Für einen Moment fühlte ich mich wieder geborgen in der Gesellschaft dieser Leute. Es war, als wäre nichts geschehen und doch musste ich der Wahrheit bitter in die Augen sehen. „Ich glaube wir sind unterbrochen worden.“ Darias Stimme klang wieder voller Sanftheit und Wärme. Ich blickte sie ängstlich an. Sie nahm meine Hand und sagte: „Hab keine Angst. Ich werde Dir nun etwas ganz besonderes zeigen. Vielleicht wird es Dir einiges erklären, was Du bisher nicht verstehen konntest.“ Ihr Lächeln wollte mich nicht ruhiger stimmen, doch in diesem Moment sagte mir meine innerste Stimme, dass ich ihr vertrauen könnte... „Schließ Deine Augen und werfe all Deine Zweifel ab.“ Ich lachte verbissen. „Das ist leichter gesagt als getan!“ Sie lächelte erneut.

„Glaub mir, es ist ganz leicht. Du musst nur Dein Herz und Deine Seele öffnen, dann wirst Du alles können. Vertrau mir, bitte!“ Die Angst mochte noch so groß sein, die Liebe zu diesem Mädchen war viel größer. Ich wollte ihr vertrauen und so schloss ich meine Augen. Auf einmal spürte ich eine unglaubliche Wärme auf meinem Körper, es war wie ein Feuer, das in den leidenschaftlichsten Herzen brannte. Wellen voller Gefühle erfüllten mein Innerstes, und es war als würde ich lebendig vergehen, in dem was ich fühlte. Ich konnte nicht anders und öffnete die Augen. Was ich dann sah, werde ich meinen Lebtag nicht mehr vergessen...

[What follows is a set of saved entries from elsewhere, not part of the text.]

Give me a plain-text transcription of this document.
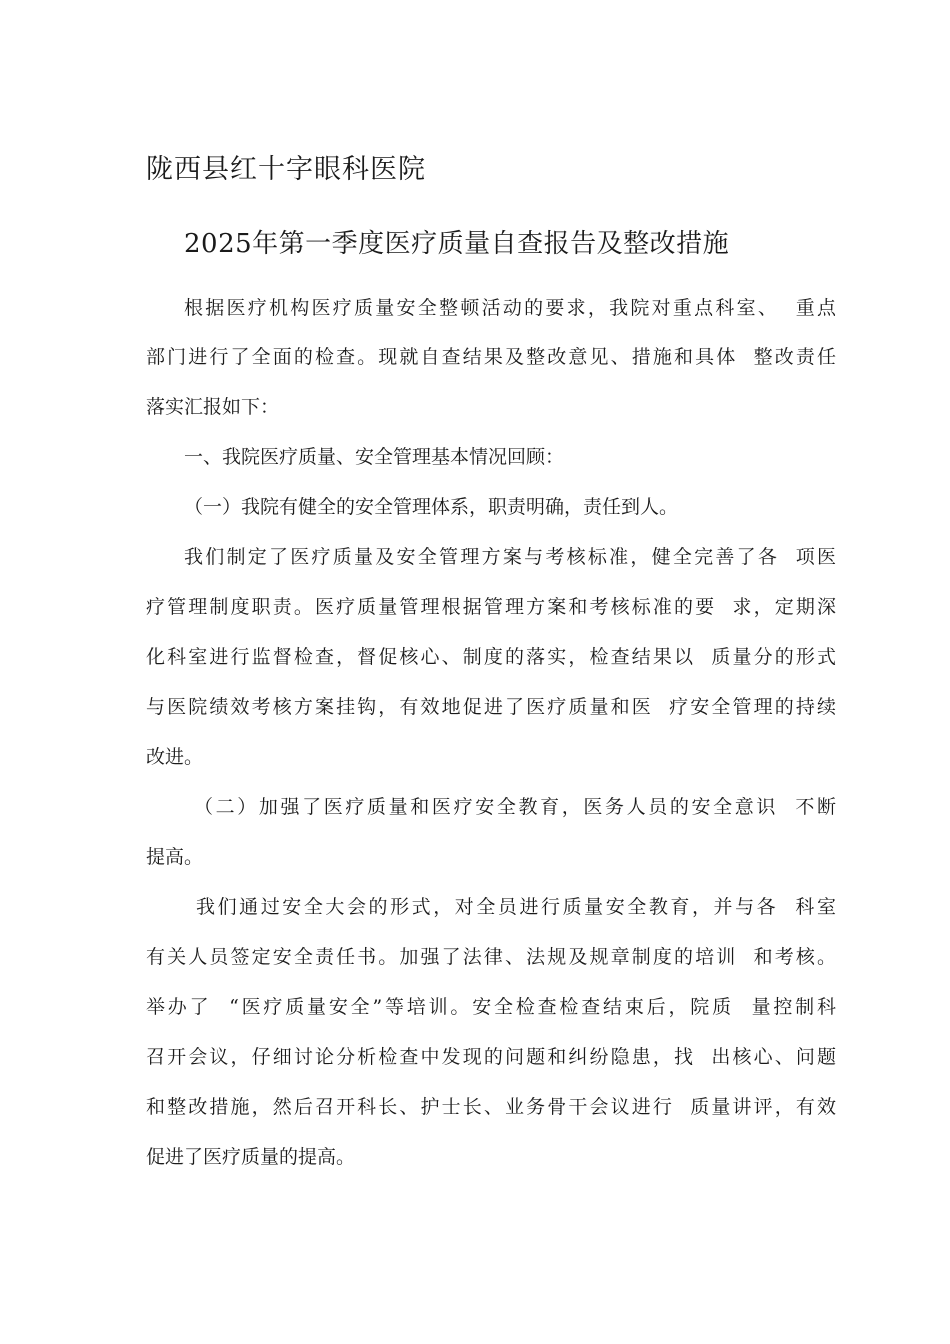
陇西县红十字眼科医院
2025年第一季度医疗质量自查报告及整改措施
根据医疗机构医疗质量安全整顿活动的要求，我院对重点科室、  重点
部门进行了全面的检查。现就自查结果及整改意见、措施和具体  整改责任
落实汇报如下：
一、我院医疗质量、安全管理基本情况回顾：
（一）我院有健全的安全管理体系，职责明确，责任到人。
我们制定了医疗质量及安全管理方案与考核标准，健全完善了各  项医
疗管理制度职责。医疗质量管理根据管理方案和考核标准的要  求，定期深
化科室进行监督检查，督促核心、制度的落实，检查结果以  质量分的形式
与医院绩效考核方案挂钩，有效地促进了医疗质量和医  疗安全管理的持续
改进。
（二）加强了医疗质量和医疗安全教育，医务人员的安全意识  不断
提高。
我们通过安全大会的形式，对全员进行质量安全教育，并与各  科室
有关人员签定安全责任书。加强了法律、法规及规章制度的培训  和考核。
举办了  “医疗质量安全”等培训。安全检查检查结束后，院质  量控制科
召开会议，仔细讨论分析检查中发现的问题和纠纷隐患，找  出核心、问题
和整改措施，然后召开科长、护士长、业务骨干会议进行  质量讲评，有效
促进了医疗质量的提高。
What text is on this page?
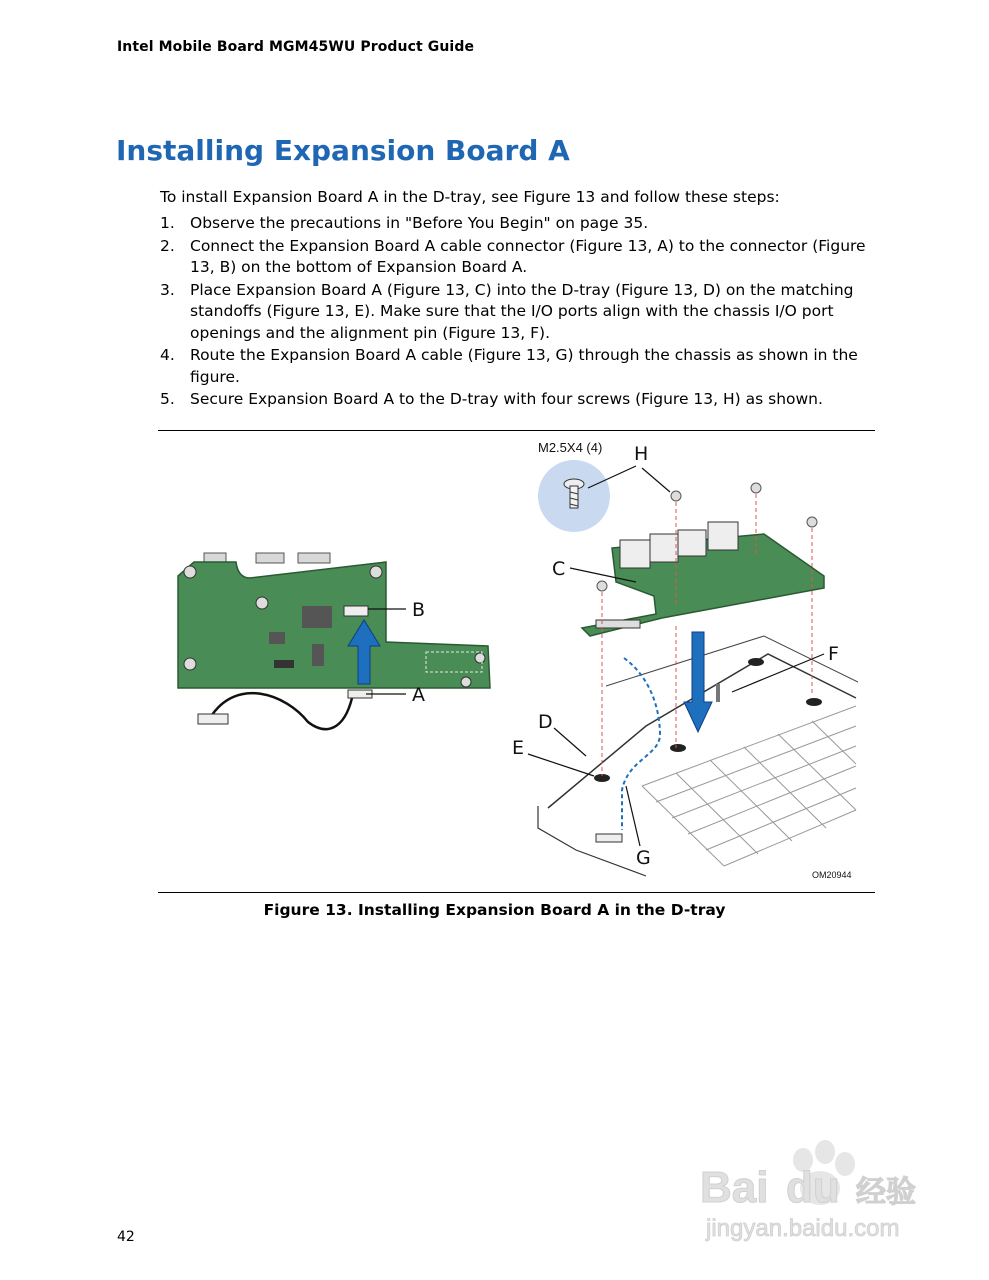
Intel Mobile Board MGM45WU Product Guide
Installing Expansion Board A

To install Expansion Board A in the D-tray, see Figure 13 and follow these steps:

1. Observe the precautions in "Before You Begin" on page 35.
2. Connect the Expansion Board A cable connector (Figure 13, A) to the connector (Figure 13, B) on the bottom of Expansion Board A.
3. Place Expansion Board A (Figure 13, C) into the D-tray (Figure 13, D) on the matching standoffs (Figure 13, E). Make sure that the I/O ports align with the chassis I/O port openings and the alignment pin (Figure 13, F).
4. Route the Expansion Board A cable (Figure 13, G) through the chassis as shown in the figure.
5. Secure Expansion Board A to the D-tray with four screws (Figure 13, H) as shown.
B
A
M2.5X4 (4) H
C
F
D
E
G
OM20944
Figure 13. Installing Expansion Board A in the D-tray
42
Bai du 经验
jingyan.baidu.com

Grelles Licht blendete meine Augen, doch dann sah ich ihren Schatten. Sie war umhüllt von diesem grellen Licht, das aus ihrem Körper zu kommen schien. Ihr rotes Haar schien in einer wilden Briese zu wehen. Auf ihrer Stirn war ein leuchtendes Ornament zu sehen, auch die sonst gemalten Blüten unter ihren Augen leuchteten grell. In dem Moment wo sie ihre Augen öffnete, entfalteten sich an ihrem Rücken mächtige Schwingen. Und dann sah ich dieses Glimmen wieder, doch es war heller und leuchtender als jemals zuvor. Ich hatte keine Angst mehr, ich genoss eher das Bad in dem hellen Licht, das aus ihr heraus leuchtete. Und ich spürte all diese Gefühle, die ich für sie hatte, noch viel intensiver als jemals zuvor. Sie raubten mir fast den Atem... Ich wollte etwas sagen, doch ihre engelshafte Stimme sprach: „Nein, sag nichts Thelven. Spüre und fühle dies einfach nur, nimm es in Dich auf. Das ist meine Liebe, die ich Dir heute schenken möchte.“ Das Licht wurde immer intensiver, wärmer, leidenschaftlicher. Das was ich für sie fühlte, ließ mich etwas spüren, was kein Mensch jemals verspüren mag, wenn er nicht einen Engel wie sie träfe. Und endlich verstand ich auch was Daria und Jan damit gemeint hatten als sie zu mir sagten: „Es ist eine physische Liebe.“ Diese physische Liebe, gab mir mehr, als alles was ich bisher unter Liebe verstanden hatte. Ich war wie benebelt, und als das Licht langsam erlosch, fiel ich besinnungslos zu Boden. Doch ich war glücklich dies erlebt zu haben. Ich war glücklich als Mensch überhaupt von ihr geliebt zu werden. Von diesem Moment an wurde mir bewusst, dass dieser Engel mich wahrhaft liebte, auch wenn es nicht die selbe Liebe war, die uns Menschen innewohnt.